Viernes, 13-02-09
E. AMADO
SANTIAGO. «Igual que no valoramos ayer (por el martes) los disparates de la Mesa, no lo haremos ahora». Son las únicas palabras que Gloria Lago, presidenta de la asociación Galicia Bilingüe, dedicaba ayer a la formación política independentista Nós-Unidade Popular (Nós-UP), que anunciaba la presentación de una denuncia contra Galicia Bilingüe en la que solicitarán la ilegalización del colectivo por «promover el odio étnico» entre los gallegos.
La asociación rechaza otorgar relevancia a las manifestaciones del portavoz de Nós-UP, Mauricio Castro, que defendió públicamente la contramanifestación del pasado domingo en Santiago -ésta dejó heridos y detenidos- y cargó contra los que supuestamente tratan de criminalizar a sus integrantes, que en su opinión sólo trataban de «reivindicar sus derechos».
Castro avanzó que su partido acudirá a los tribunales para tratar de detener las actividades de Galicia Bilingüe, a la que acusan de «promover el odio étnico». También esgrimió que integrantes de la marcha convocada por la asociación a favor de la libertad de elección de idioma esgrimieron consignas en las que amenazaban con echar al mar a varios contramanifestantes, una práctica que sufrieron miembros de la oposición en el Chile de Pinochet.

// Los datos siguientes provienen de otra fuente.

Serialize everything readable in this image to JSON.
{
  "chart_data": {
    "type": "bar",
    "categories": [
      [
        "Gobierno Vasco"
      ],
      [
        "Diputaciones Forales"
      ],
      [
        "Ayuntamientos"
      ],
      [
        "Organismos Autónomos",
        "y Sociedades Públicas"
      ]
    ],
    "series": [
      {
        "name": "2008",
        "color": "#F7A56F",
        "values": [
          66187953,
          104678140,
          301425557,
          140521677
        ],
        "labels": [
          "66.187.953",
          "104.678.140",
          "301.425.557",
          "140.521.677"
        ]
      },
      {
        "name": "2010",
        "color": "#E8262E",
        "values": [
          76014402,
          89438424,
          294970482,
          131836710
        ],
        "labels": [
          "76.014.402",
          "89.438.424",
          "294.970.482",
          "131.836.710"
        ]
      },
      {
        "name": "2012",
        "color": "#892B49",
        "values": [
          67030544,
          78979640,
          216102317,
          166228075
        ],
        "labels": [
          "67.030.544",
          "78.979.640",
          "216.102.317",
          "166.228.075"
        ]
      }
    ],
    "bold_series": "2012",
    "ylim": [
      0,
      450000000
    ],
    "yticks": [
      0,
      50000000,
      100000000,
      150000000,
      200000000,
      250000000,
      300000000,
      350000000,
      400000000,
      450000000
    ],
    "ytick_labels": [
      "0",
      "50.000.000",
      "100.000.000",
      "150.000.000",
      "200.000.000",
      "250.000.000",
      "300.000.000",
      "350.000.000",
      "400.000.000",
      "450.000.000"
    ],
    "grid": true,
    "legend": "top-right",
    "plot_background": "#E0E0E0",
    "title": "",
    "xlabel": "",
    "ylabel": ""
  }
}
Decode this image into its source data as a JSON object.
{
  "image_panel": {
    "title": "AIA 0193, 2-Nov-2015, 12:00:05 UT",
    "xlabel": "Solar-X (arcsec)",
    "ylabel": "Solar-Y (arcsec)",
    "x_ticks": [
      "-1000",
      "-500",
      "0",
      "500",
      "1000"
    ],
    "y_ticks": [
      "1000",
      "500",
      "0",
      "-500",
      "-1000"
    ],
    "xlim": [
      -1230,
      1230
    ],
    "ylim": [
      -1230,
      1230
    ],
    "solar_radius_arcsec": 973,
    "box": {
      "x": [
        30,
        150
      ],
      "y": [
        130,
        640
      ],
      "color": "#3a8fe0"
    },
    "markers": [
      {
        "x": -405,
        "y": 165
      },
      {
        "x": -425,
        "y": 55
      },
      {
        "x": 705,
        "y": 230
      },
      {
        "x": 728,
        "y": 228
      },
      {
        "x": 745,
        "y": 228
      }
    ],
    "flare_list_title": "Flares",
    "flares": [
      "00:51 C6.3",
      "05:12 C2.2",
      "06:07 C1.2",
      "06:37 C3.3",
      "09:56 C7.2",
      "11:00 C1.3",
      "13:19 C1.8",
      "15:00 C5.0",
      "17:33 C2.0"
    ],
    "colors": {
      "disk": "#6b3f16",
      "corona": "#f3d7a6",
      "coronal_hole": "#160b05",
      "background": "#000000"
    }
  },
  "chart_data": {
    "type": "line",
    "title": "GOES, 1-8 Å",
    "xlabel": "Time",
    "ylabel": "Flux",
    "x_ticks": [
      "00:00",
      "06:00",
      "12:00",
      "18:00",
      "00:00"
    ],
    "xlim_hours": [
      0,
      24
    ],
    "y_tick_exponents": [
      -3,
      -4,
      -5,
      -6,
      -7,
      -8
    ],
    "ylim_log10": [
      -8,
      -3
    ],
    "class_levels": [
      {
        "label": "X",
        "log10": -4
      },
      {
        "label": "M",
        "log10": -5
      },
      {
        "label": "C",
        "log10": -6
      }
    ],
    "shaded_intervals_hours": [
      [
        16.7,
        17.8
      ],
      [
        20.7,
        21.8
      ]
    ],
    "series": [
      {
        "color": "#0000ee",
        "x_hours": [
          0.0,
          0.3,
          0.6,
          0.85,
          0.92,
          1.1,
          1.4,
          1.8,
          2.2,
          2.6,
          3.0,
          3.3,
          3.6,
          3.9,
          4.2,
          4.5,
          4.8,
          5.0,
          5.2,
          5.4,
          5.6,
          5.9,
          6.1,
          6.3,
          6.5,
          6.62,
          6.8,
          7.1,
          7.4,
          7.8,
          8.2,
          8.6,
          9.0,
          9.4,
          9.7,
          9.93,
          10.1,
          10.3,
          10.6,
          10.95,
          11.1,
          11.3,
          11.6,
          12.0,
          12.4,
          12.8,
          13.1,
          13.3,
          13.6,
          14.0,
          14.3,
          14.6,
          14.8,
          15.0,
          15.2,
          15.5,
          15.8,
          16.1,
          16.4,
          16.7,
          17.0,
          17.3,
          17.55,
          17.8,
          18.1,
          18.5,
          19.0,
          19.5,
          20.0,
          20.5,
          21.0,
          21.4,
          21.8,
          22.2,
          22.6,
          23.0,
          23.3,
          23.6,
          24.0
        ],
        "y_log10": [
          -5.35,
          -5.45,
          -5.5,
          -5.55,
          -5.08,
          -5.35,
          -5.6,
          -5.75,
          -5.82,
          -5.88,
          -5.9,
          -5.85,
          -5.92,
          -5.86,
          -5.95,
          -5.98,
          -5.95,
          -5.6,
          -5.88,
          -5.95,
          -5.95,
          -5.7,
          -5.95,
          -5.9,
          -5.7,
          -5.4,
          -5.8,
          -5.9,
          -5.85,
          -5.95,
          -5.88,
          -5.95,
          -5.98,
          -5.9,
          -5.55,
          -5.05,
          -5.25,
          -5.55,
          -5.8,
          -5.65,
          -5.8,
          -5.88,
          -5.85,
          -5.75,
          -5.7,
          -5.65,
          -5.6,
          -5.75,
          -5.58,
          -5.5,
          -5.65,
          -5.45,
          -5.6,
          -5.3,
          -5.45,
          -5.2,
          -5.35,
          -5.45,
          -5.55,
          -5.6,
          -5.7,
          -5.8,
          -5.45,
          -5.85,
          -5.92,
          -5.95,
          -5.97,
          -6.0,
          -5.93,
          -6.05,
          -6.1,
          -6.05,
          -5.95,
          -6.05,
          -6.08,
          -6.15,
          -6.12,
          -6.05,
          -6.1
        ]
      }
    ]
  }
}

El portavoz de Nós-UP rechazó que los dos centenares de congregados para contrarrestar la manifestación de Galicia Bilingüe hubiesen actuado de forma violenta, e incluso alegó que los testimonios gráficos de los sucesos muestran que fueron los efectivos de seguridad los que actuaron con violencia contra ellos. Al mismo tiempo, insistió en que existe una campaña de criminalización contra los nacionalistas y «se inventan historias de grupos organizados violentos».
También aseguró que existieron agresiones «a quien gritó y habló en gallego». De éstas responsabilizaron al delegado del Gobierno, Manuel Ameijeiras. No obstante, la jornada se saldó con diez detenidos. La solicitud de ilegalización de Galicia Bilingüe no fue compartida por la Mesa pola Normalización, una de las organizaciones cuyas actividades han encontrado la oposición de Galicia Bilingüe, si bien remarcó su repulsa hacia las actividades de la asociación.
Su presidente, Carlos Callón, aseguró que la Mesa «defiende la libertad de expresión, incluso de las ideas fóbicas». Callón acusó a Nós-UP de ser un grupo «minoritario» que no representa a la sociedad gallega y «camufla los actos vandálico con la defensa de la lengua y la cultura».
Reproches nacionalistas
El cruce de reproches entre Nós-UP y la Mesa no finalizó ahí. El portavoz de Nós-UP, a su vez, acusó a la segunda de servir al «colaboracionismo» y ser un mero «organismo del BNG». También reprochó a la organización encabezada por Callón sus críticas a los actos vandálicos protagonizados por los contramanifestantes, pues la Mesa «no estuvo allí».
Tras asegurar que la dirección política de la formación encabezada por Anxo Quintana está «vendida», Castro añadió que Nós-UP es la única formación «con una propuesta en materia lingüística diferente a la de las otras fuerzas políticas», a la que acusó de mantener el castellano como idioma hegemónico.